An inspection of the drive shaft reveals:
no vibrating in neutral
the U-joints are not loose or leaking;
the drive shaft has 2 small dents which are countered on the opposite side by weights;
the drive shaft will move up and down ~1 inch or less if pushed in bench press fashion near the carrier bearing;
the drive shaft does not move in the direction of the length of the vehicle;
the driveshaft will rotate freely 1/16th to 1/8th of a turn before it is stopped by the back of the transmission or the rear differential;
no mud clods in wheel wells;
new tires properly inflated
Is the slight rotating and movement of the driveshaft normal?
why would the vibrating have diminished if I spun the wheels?
any ideas will be greatly appreciated
I think that you have a bad U-joint about to fall apart.
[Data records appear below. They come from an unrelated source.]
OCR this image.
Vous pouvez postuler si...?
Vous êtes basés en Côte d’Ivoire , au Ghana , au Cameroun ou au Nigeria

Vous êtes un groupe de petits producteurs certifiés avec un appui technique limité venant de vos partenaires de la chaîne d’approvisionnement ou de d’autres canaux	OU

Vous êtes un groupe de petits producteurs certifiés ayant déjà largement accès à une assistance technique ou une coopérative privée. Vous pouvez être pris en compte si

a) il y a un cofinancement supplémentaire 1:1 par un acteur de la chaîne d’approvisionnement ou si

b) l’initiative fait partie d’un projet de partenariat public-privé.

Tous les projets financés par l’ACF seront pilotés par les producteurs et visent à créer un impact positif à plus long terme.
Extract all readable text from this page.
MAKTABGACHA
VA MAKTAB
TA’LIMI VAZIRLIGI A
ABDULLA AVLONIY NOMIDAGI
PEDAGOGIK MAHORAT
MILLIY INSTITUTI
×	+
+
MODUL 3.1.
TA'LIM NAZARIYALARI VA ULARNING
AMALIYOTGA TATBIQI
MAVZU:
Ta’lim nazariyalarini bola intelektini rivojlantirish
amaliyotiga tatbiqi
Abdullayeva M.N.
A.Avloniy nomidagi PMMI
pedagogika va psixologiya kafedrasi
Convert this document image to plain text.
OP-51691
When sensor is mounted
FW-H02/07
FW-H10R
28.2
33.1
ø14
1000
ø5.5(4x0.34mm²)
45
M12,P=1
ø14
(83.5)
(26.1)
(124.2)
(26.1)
when you raised it and ran it without a load the joint centered itself. And when you took it for a drive it just happened to stay that way. Soon it will become out of center and you will get the vibration back…or the U-joint will fall apart on the road and could do damage.
It sounds like you will do this yourself, so I’d just replace all the u-joints and the carrier bearing.
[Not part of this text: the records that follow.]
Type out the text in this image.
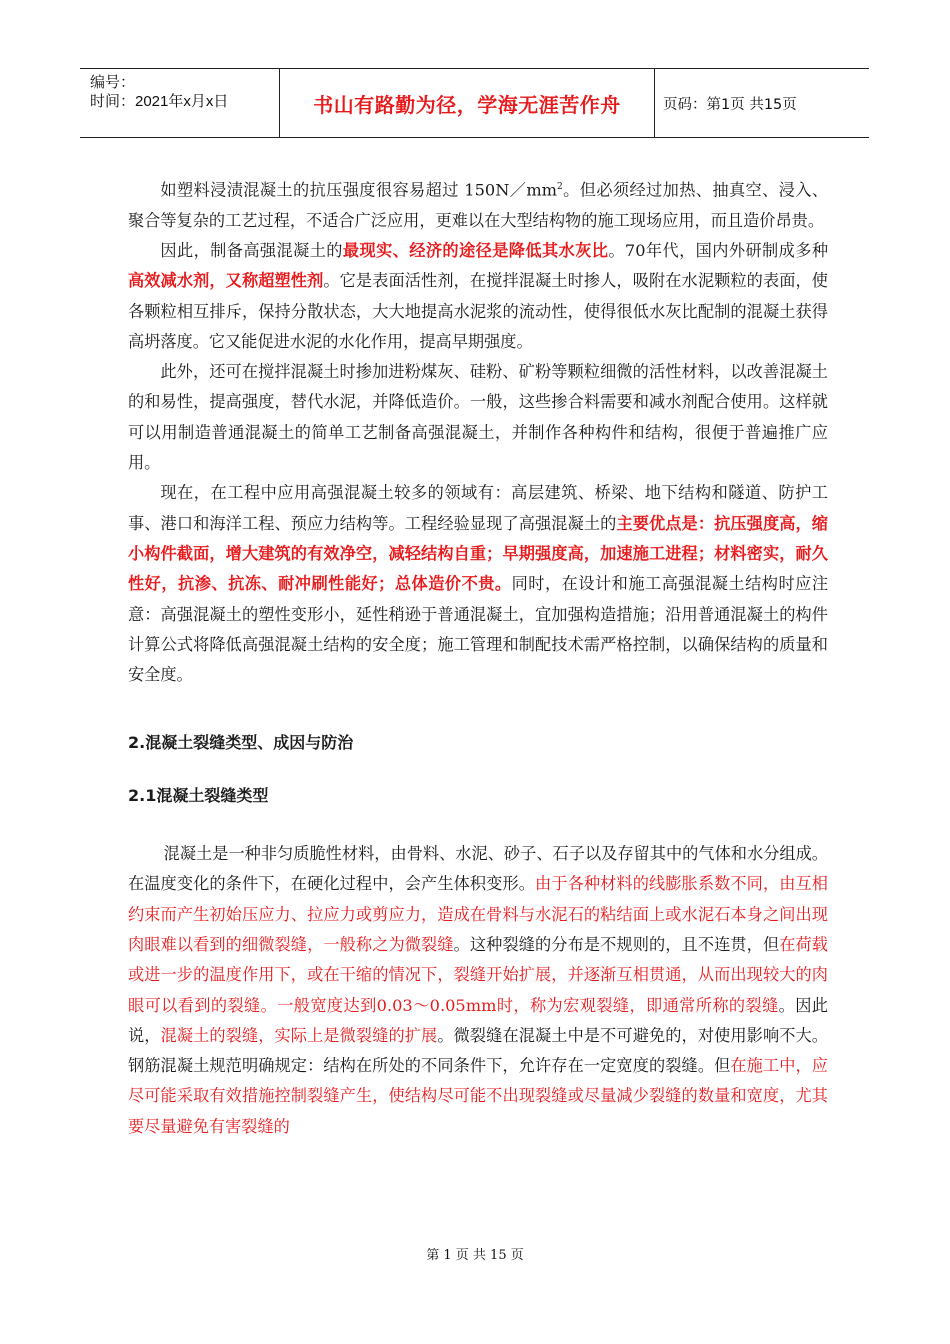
编号：
时间：2021年x月x日	书山有路勤为径，学海无涯苦作舟	页码：第1页 共15页

如塑料浸渍混凝土的抗压强度很容易超过 $150N/mm^2$。但必须经过加热、抽真空、浸入、聚合等复杂的工艺过程，不适合广泛应用，更难以在大型结构物的施工现场应用，而且造价昂贵。

因此，制备高强混凝土的最现实、经济的途径是降低其水灰比。70年代，国内外研制成多种高效减水剂，又称超塑性剂。它是表面活性剂，在搅拌混凝土时掺人，吸附在水泥颗粒的表面，使各颗粒相互排斥，保持分散状态，大大地提高水泥浆的流动性，使得很低水灰比配制的混凝土获得高坍落度。它又能促进水泥的水化作用，提高早期强度。

此外，还可在搅拌混凝土时掺加进粉煤灰、硅粉、矿粉等颗粒细微的活性材料，以改善混凝土的和易性，提高强度，替代水泥，并降低造价。一般，这些掺合料需要和减水剂配合使用。这样就可以用制造普通混凝土的简单工艺制备高强混凝土，并制作各种构件和结构，很便于普遍推广应用。

现在，在工程中应用高强混凝土较多的领域有：高层建筑、桥梁、地下结构和隧道、防护工事、港口和海洋工程、预应力结构等。工程经验显现了高强混凝土的主要优点是：抗压强度高，缩小构件截面，增大建筑的有效净空，减轻结构自重；早期强度高，加速施工进程；材料密实，耐久性好，抗渗、抗冻、耐冲刷性能好；总体造价不贵。同时，在设计和施工高强混凝土结构时应注意：高强混凝土的塑性变形小，延性稍逊于普通混凝土，宜加强构造措施；沿用普通混凝土的构件计算公式将降低高强混凝土结构的安全度；施工管理和制配技术需严格控制，以确保结构的质量和安全度。

2.混凝土裂缝类型、成因与防治

2.1混凝土裂缝类型

混凝土是一种非匀质脆性材料，由骨料、水泥、砂子、石子以及存留其中的气体和水分组成。在温度变化的条件下，在硬化过程中，会产生体积变形。由于各种材料的线膨胀系数不同，由互相约束而产生初始压应力、拉应力或剪应力，造成在骨料与水泥石的粘结面上或水泥石本身之间出现肉眼难以看到的细微裂缝，一般称之为微裂缝。这种裂缝的分布是不规则的，且不连贯，但在荷载或进一步的温度作用下，或在干缩的情况下，裂缝开始扩展，并逐渐互相贯通，从而出现较大的肉眼可以看到的裂缝。一般宽度达到0.03～0.05mm时，称为宏观裂缝，即通常所称的裂缝。因此说，混凝土的裂缝，实际上是微裂缝的扩展。微裂缝在混凝土中是不可避免的，对使用影响不大。钢筋混凝土规范明确规定：结构在所处的不同条件下，允许存在一定宽度的裂缝。但在施工中，应尽可能采取有效措施控制裂缝产生，使结构尽可能不出现裂缝或尽量减少裂缝的数量和宽度，尤其要尽量避免有害裂缝的

第 1 页 共 15 页
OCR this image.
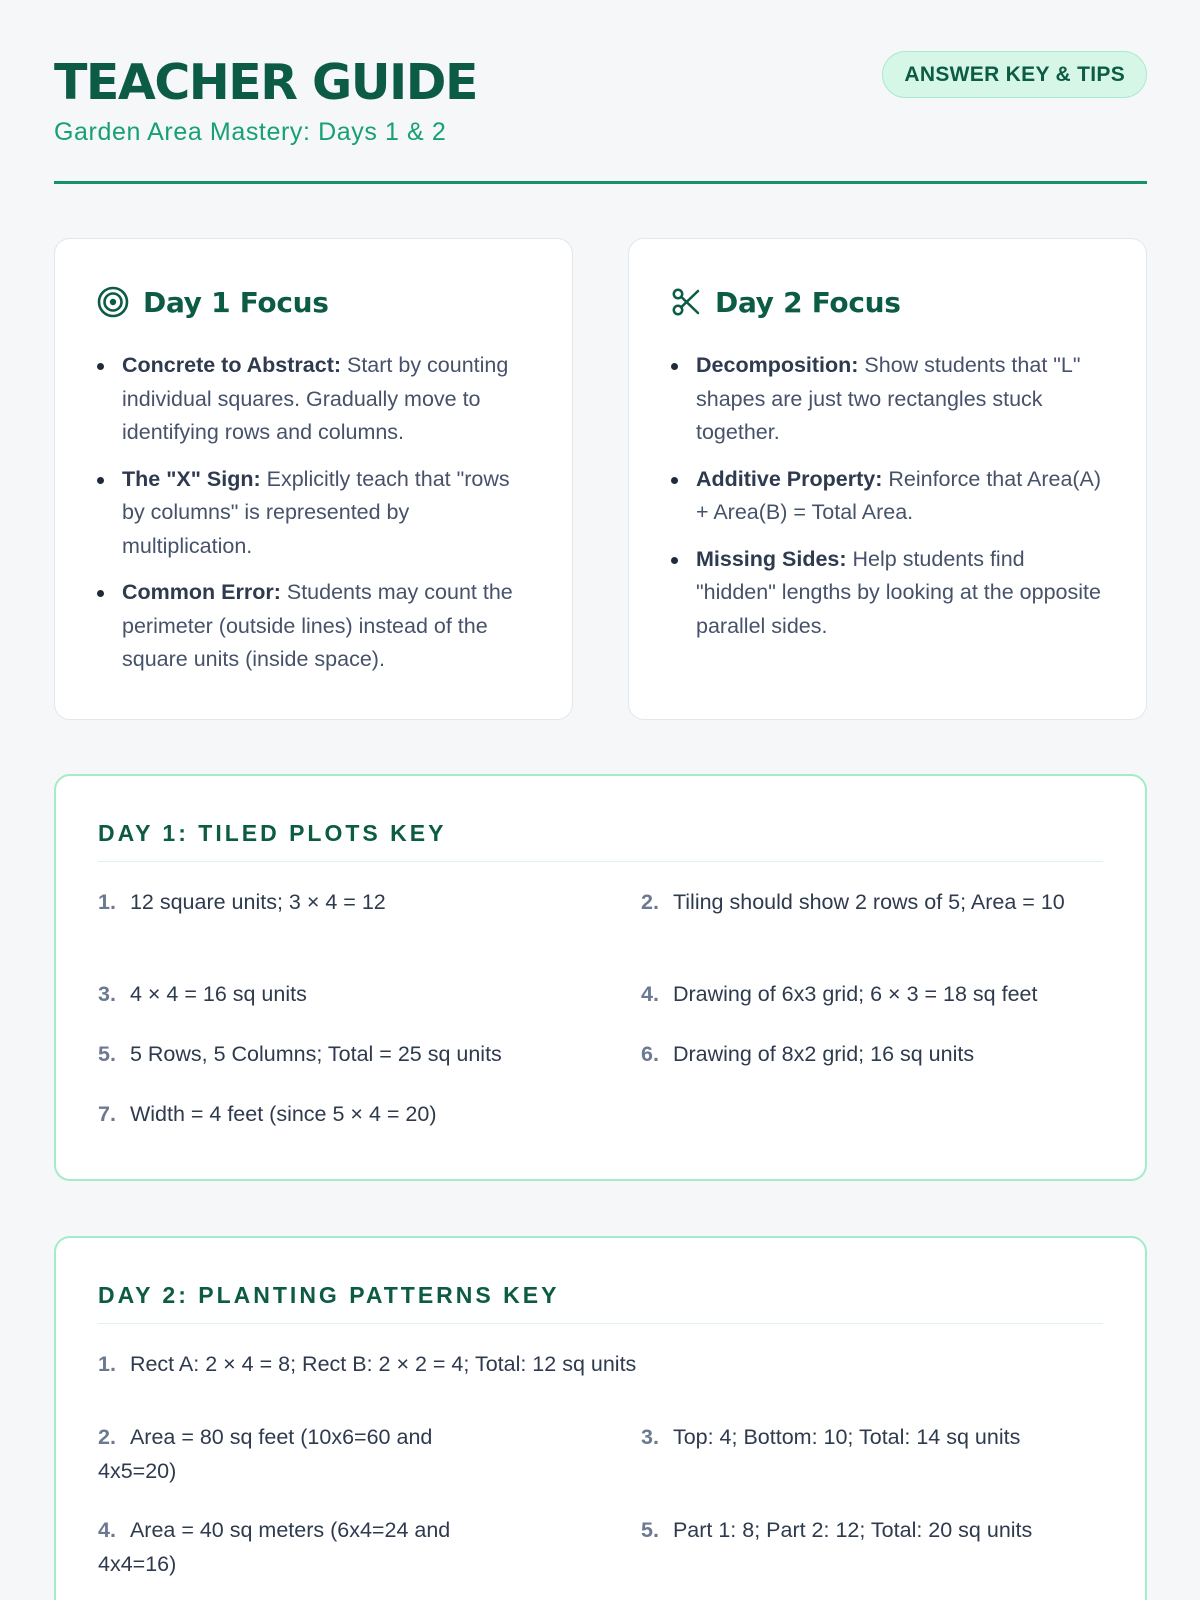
TEACHER GUIDE
Garden Area Mastery: Days 1 & 2
ANSWER KEY & TIPS
Day 1 Focus
Concrete to Abstract: Start by counting individual squares. Gradually move to identifying rows and columns.
The "X" Sign: Explicitly teach that "rows by columns" is represented by multiplication.
Common Error: Students may count the perimeter (outside lines) instead of the square units (inside space).
Day 2 Focus
Decomposition: Show students that "L" shapes are just two rectangles stuck together.
Additive Property: Reinforce that Area(A) + Area(B) = Total Area.
Missing Sides: Help students find "hidden" lengths by looking at the opposite parallel sides.
DAY 1: TILED PLOTS KEY
1. 12 square units; 3 × 4 = 12	2. Tiling should show 2 rows of 5; Area = 10
3. 4 × 4 = 16 sq units	4. Drawing of 6x3 grid; 6 × 3 = 18 sq feet
5. 5 Rows, 5 Columns; Total = 25 sq units	6. Drawing of 8x2 grid; 16 sq units
7. Width = 4 feet (since 5 × 4 = 20)
DAY 2: PLANTING PATTERNS KEY
1. Rect A: 2 × 4 = 8; Rect B: 2 × 2 = 4; Total: 12 sq units
2. Area = 80 sq feet (10x6=60 and 4x5=20)
3. Top: 4; Bottom: 10; Total: 14 sq units
4. Area = 40 sq meters (6x4=24 and 4x4=16)
5. Part 1: 8; Part 2: 12; Total: 20 sq units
Cheaper to take it all apart only once.
Be sure you mark both yokes before removing the old joints and realign the marks when assembling it, or it will be out of balance and you’ll get a new vibration and think it’s the old one.
A good bench vise is normally enough to press the new bearing cups in.
To check for worn U-joints, raise the rear of the truck so both rear tires are off the ground and place the transmission into neutral.
Now rotate either of the rear tires back and forth while observing the U-joints.
If there’s slop in a U-joint, it’ll be pretty evident.
Replaced front and rear U-joints and inspected middle u-joint and found no problems. Vibrating still occurs. Any other Ideas?
Replace the carrier bearing.
If you can move the shaft up and down almost an inch next to the carrier bearing, as you describe, you have a bad carrier beating.
There is a black rubber cushion type ring around the carrier bearing. A detailed picture found here. The whole assembly is bolted down tight but the rubber and the bearing together can slide up and down in the metal housing. I checked for the same movement on another car and it moved also (not quite as much) so I figured that movement was normal.
Any second opinions?
When I started reading, my first reaction was the carrier bearing. Then I saw the business about the grease and all the other things done that also seem to point to the carrier bearing.
Yup, that is likely it!
The problem was a single shorted out spark plug wire. I could not see the wire shorting out because the exhaust manifold was in the way.
The shaking completely went away after I wrapped the shorted portion of the wire in some electrical tape.
Great! but regard that fix with electrical tape a temporary solution, and get a new wire (or replace all of the wires if they look to be in marginal condition).
I’d also put some heat shrink tubing on the wire where it abrades against the manifold. Or be sure to route it so it can’t contact the manifold.